Section #3: Momentum, Collisions, Heat

Question 1

What is the Equation to Center of Mass (C.O.M)

Answer 1

𝓧꜀ₒₘ = 1/M (Σmᵢ𝓧ᵢ)

Where:
M = Sum of masses
𝓧 = distance from origin

Question 2

What is the equation to Center of Mass of a structure with area ?

Answer 2

𝓧꜀ₒₘ = 1/Ａ • (𝓪ᵢ𝓧ᵢ)

Where :
Ａ = Sum of Areas
𝓧ᵢ = Centre of Mass for each area

Question 3

What is the equation to the Center of Mass of system of particles with velocity ?

Answer 3

𝓥꜀ₒₘ = 1/M (Σmᵢ𝓥ᵢ)

Where:
M = Sum of masses
𝓥ᵢ = Velocity of each particle

Question 4

What is the equation to Impulse & how is it derived ?

Answer 4

𝐉 = 𝘱₁ - 𝘱₀ = ∫ F(t) dt

This come from dividing the change of time (Δt) into our Momentum Function:

Δ𝘱 = mΔv → Δ𝘱/Δt = m(Δv/Δt)

Since (Δv/Δt) = Acceleration and ma = F , we not have Δ𝘱 = F/Δt

Convert deltas to differentials and take the intergral of both sides:

𝐉 = ∫ d𝘱 = ∫ F(t)dt

Question 5

Set up the equation for this problem:

A bullet is shot at Velocity: 𝓥₀ at Angle: θ₀. Once the bullet reaches maximum height, It explodes into two equally massed pieces. One piece is going at falls vertically and the other continues onward. How do we find how far the other piece travels ?

Answer 5

Start by finding the time of the bullet’s maximum vertical position (𝓥=0) using the velocity kinematics formula:

𝓥² = 𝓥₀² - 2(9.81m/s²)Δt
(Solving for t₁)

Then find when the bullet is expected to reach the ground using

Δy = 0 = 𝓥₀sinθ₀t - ½(9.81m/s²)t²
(Solving for t₂)

We can then use 𝘱₀ = 𝘱₁ relation to solve for the ending velocity of the second bullet:

m𝓥₀𝓍 = ½m₁𝓥₁𝓍 + ½m𝓥₂𝓍

With our 𝓥₀𝓍 and 𝓥₂𝓍 along with t₁ & t₂ we can now solve for our final distance:

d = 𝓥₀𝓍(t₁) + 𝓥₂𝓍(t₂)

Question 6

If a Bullet of mass = m₁ is shot into a Block of mass = m₂ causing the block to raise a height of h after sticking into the block.
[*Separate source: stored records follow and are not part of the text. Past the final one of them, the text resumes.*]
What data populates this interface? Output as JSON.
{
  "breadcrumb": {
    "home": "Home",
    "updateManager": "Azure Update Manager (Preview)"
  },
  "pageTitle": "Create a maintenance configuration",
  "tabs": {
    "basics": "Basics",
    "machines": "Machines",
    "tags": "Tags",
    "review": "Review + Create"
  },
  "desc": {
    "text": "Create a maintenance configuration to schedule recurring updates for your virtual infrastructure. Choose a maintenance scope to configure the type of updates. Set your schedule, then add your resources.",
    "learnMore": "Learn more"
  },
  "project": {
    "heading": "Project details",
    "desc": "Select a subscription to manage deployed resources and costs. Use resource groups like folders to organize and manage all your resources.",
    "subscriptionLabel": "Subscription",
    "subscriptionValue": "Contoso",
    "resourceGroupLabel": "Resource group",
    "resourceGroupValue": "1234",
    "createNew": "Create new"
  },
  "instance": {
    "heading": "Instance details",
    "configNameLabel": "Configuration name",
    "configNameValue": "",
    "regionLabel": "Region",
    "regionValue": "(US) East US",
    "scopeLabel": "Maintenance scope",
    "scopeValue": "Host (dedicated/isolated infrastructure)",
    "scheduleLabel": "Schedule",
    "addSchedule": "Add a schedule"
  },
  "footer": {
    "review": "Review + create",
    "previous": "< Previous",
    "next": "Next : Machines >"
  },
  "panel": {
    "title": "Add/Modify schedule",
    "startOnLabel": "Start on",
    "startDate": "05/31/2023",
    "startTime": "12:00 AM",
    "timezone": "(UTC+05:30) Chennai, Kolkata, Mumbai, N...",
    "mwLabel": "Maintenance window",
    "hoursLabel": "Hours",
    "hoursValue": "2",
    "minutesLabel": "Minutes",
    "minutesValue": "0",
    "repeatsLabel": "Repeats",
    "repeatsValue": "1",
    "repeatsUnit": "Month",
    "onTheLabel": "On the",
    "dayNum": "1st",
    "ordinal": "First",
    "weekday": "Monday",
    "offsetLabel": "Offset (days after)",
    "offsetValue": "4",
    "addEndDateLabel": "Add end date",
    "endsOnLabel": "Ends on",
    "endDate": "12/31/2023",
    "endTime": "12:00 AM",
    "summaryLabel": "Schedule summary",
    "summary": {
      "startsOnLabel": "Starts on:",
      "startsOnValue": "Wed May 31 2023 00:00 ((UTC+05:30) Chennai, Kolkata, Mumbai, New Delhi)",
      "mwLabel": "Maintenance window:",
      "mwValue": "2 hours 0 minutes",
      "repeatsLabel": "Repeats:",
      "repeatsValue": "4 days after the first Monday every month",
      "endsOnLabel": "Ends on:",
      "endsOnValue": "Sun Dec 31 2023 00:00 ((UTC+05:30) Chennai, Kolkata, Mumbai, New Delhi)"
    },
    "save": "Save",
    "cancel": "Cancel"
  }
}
How can initial velocity of our Bullet (𝓥₀) be found?

Answer 6

Start by acknowledging that energy is not lost within the system so we can use our Conservative energy function to find our final velocity (𝓥₁) :

½m𝓥₁² = maΔd. →
½(m₁ + m₂)𝓥₁² = (m₁ + m₂)gh
𝓥₁ = √(2gh)

Manipulate our Inelastic Collision function to solve for 𝓥₀:

𝓥₁ = (m₁𝓥₀) / (m₁ + m₂) →
𝓥₀ = (m₁ + m₂)𝓥₁ / (m₁) →

𝓥₀ = (m₁ + m₂) ⋅ √(2gh) / (m₁)

Question 7

Explain how to solve:

An unbalanced force on an object of m = 10kg increases from 0 - 50N in 4.0s causing the object initially at rest to move. What is the object’s speed at the 4.0s mark ?

Answer 7

Start by noting that 𝐉 = ∫ F(t) dt and the slope of F(t) follows formula: mt +b

if m = ΔF/Δt is the slope of F(t) = (50N/4s)t

Now take the integral of F(t) → ∫ (50N/4s)t dt = (12.5kg⋅m/s³)(t²/2) @ t = [0,4]

Set the Momentum Conservation Functions equal to each other:

m𝓥₁ - m𝓥₀ = ∫ F(t) dt → (10kg)𝓥₁ = (12.5kg⋅m/s³)(4²/2) → 𝓥₁ = (100kg⋅m/s) / (10kg)

𝓥₁ = 10m/s